Coronavirus: a quali temperature si diffonde la pandemia?


L’effetto meteo esiste. Anche i virus hanno il loro clima prediletto. Il virus Sars-CoV-2 sembra preferire il freddo secco. Sulla base del ‘meteo’, Covid-19 potrebbe correre in Sudamerica, Sudafrica, Australia e Nuova Zelanda.
Da uno studio condotto su scala globale da un team di scienziati italiani emerge che “l’epidemia cresce più rapidamente a temperature medie di circa 5°C ed umidità medio-bassa (compresa tra 0.6 e 1.0 kilopascal)”. Il lavoro porta la firma di Francesco Ficetola e Diego Rubolini, ricercatori del Dipartimento di scienze e politiche ambientali dell’università Statale di Milano ed è stato da poco reso disponibile come ‘preprint’ sulla piattaforma medRxiv. Gli autori hanno analizzato le relazioni tra incremento dei casi di Covid-19 e condizioni climatiche, come riporta una nota stampa dell’Adnkronos.
In climi molto caldi e umidi caratteristici di alcune zone tropicali, l’epidemia sembra diffondersi molto più lentamente, anche se nessuna area popolata del mondo sembra essere completamente inidonea alla diffusione della patologia.
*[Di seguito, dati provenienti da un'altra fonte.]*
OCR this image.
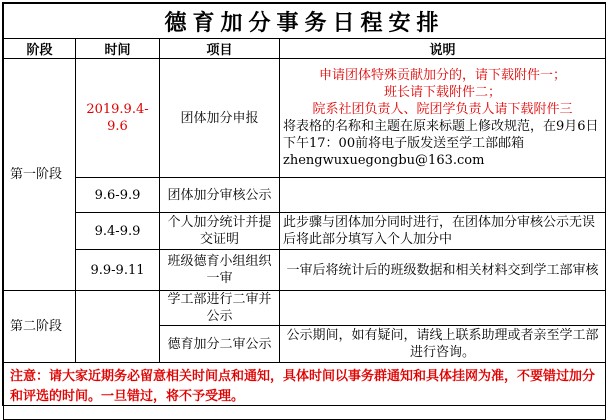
德育加分事务日程安排			
阶段	时间	项目	说明
第一阶段	2019.9.4-9.6	团体加分申报	申请团体特殊贡献加分的，请下载附件一；
班长请下载附件二；
院系社团负责人、院团学负责人请下载附件三
将表格的名称和主题在原来标题上修改规范，在9月6日下午17：00前将电子版发送至学工部邮箱zhengwuxuegongbu@163.com

	9.6-9.9	团体加分审核公示	
	9.4-9.9	个人加分统计并提交证明	此步骤与团体加分同时进行，在团体加分审核公示无误后将此部分填写入个人加分中
	9.9-9.11	班级德育小组组织一审	一审后将统计后的班级数据和相关材料交到学工部审核
第二阶段		学工部进行二审并公示	
		德育加分二审公示	公示期间，如有疑问，请线上联系助理或者亲至学工部进行咨询。
注意：请大家近期务必留意相关时间点和通知，具体时间以事务群通知和具体挂网为准，不要错过加分和评选的时间。一旦错过，将不予受理。			
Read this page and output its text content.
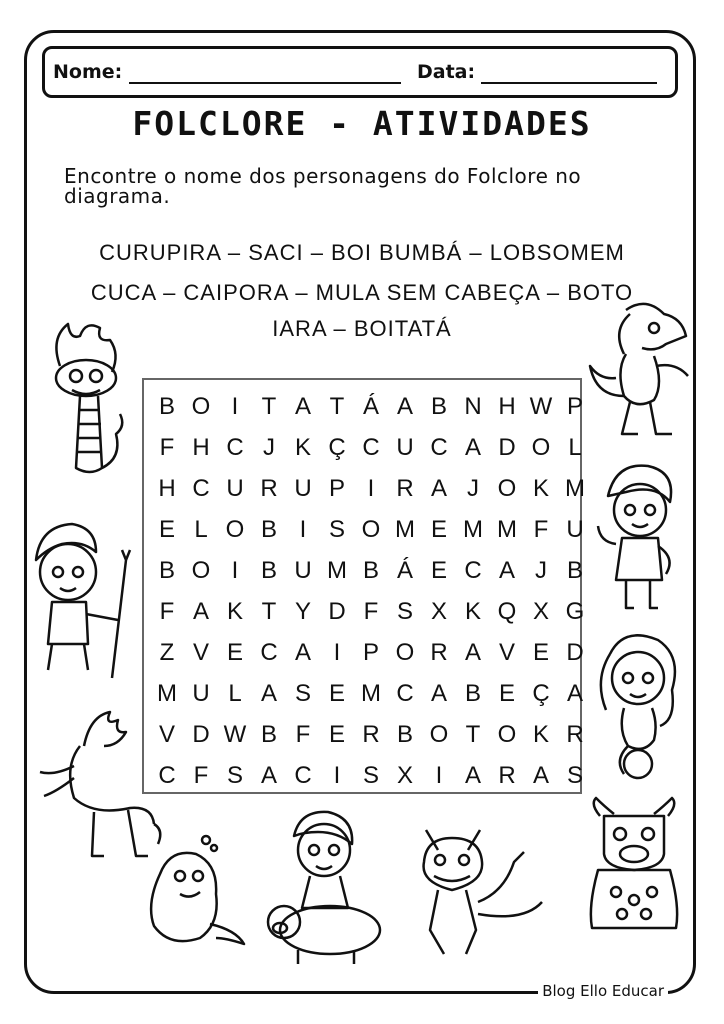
Nome:	Data:
FOLCLORE - ATIVIDADES
Encontre o nome dos personagens do Folclore no diagrama.
CURUPIRA – SACI – BOI BUMBÁ – LOBSOMEM
CUCA – CAIPORA – MULA SEM CABEÇA – BOTO
IARA – BOITATÁ
B O I T A T Á A B N H W P
F H C J K Ç C U C A D O L
H C U R U P I R A J O K M
E L O B I S O M E M M F U
B O I B U M B Á E C A J B
F A K T Y D F S X K Q X G
Z V E C A I P O R A V E D
M U L A S E M C A B E Ç A
V D W B F E R B O T O K R
C F S A C I S X I A R A S
Blog Ello Educar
In generale, spiegano gli esperti, le condizioni meteorologiche e climatiche hanno un ruolo molto importante nell’influenzare l’andamento delle epidemie, come dimostrato da numerosi studi condotti sulle malattie influenzali. Per esempio, i virus influenzali si diffondono meno e sono meno persistenti nell’ambiente in climi caldo-umidi.
E’ pertanto verosimile, hanno ipotizzato gli studiosi, che i fattori climatici influenzino anche la progressione della pandemia di Covid-19 attualmente in corso, causata dal virus Sars-CoV-2.
Coronavirus: quale potrebbe essere l’area in cui colpirà di più nei prossimi mesi?
Scoprendo il ‘meteo del coronavirus‘ è possibile ipotizzarlo e disegnare delle vere e proprie mappe che prevedono il suo viaggio. Mappe che evidenziano come “vaste aree dell’emisfero australe, tra cui America meridionale, Sud Africa, Australia e Nuova Zelanda, presenteranno verosimilmente condizioni ambientali molto favorevoli a una rapida crescita dell’epidemia nei prossimi mesi, in assenza di misure contenitive”. A spiegarlo sono gli scienziati dell’università degli Studi di Milano, Francesco Ficetola e Diego Rubolini, autori di uno studio sulle relazioni tra incremento dei casi di Covid-19 e condizioni climatiche, disponibile come ‘preprint’ sulla piattaforma medRxiv.
Gli esperti del Dipartimento di scienze e politiche ambientali dell’ateneo, analizzando l’andamento dei casi a livello mondiale su un centinaio di nazioni, sono riusciti a ‘disegnare’ delle mappe globali di come il tasso di crescita di Covid-19 potrebbe cambiare nei prossimi mesi. Da qui la previsione che si basa su quanto osservato nella ricerca. Il team ha rilevato, infatti, che l’epidemia cresce più rapidamente a temperature medie di circa 5°C ed umidità medio-bassa (compresa tra 0.6 e 1.0 kilopascal) e, viceversa, va molto più lenta in climi molto caldi e umidi caratteristici di alcune zone tropicali. Anche se, puntualizzano gli studiosi, nessuna area popolata del mondo sembra essere completamente inidonea alla diffusione della patologia.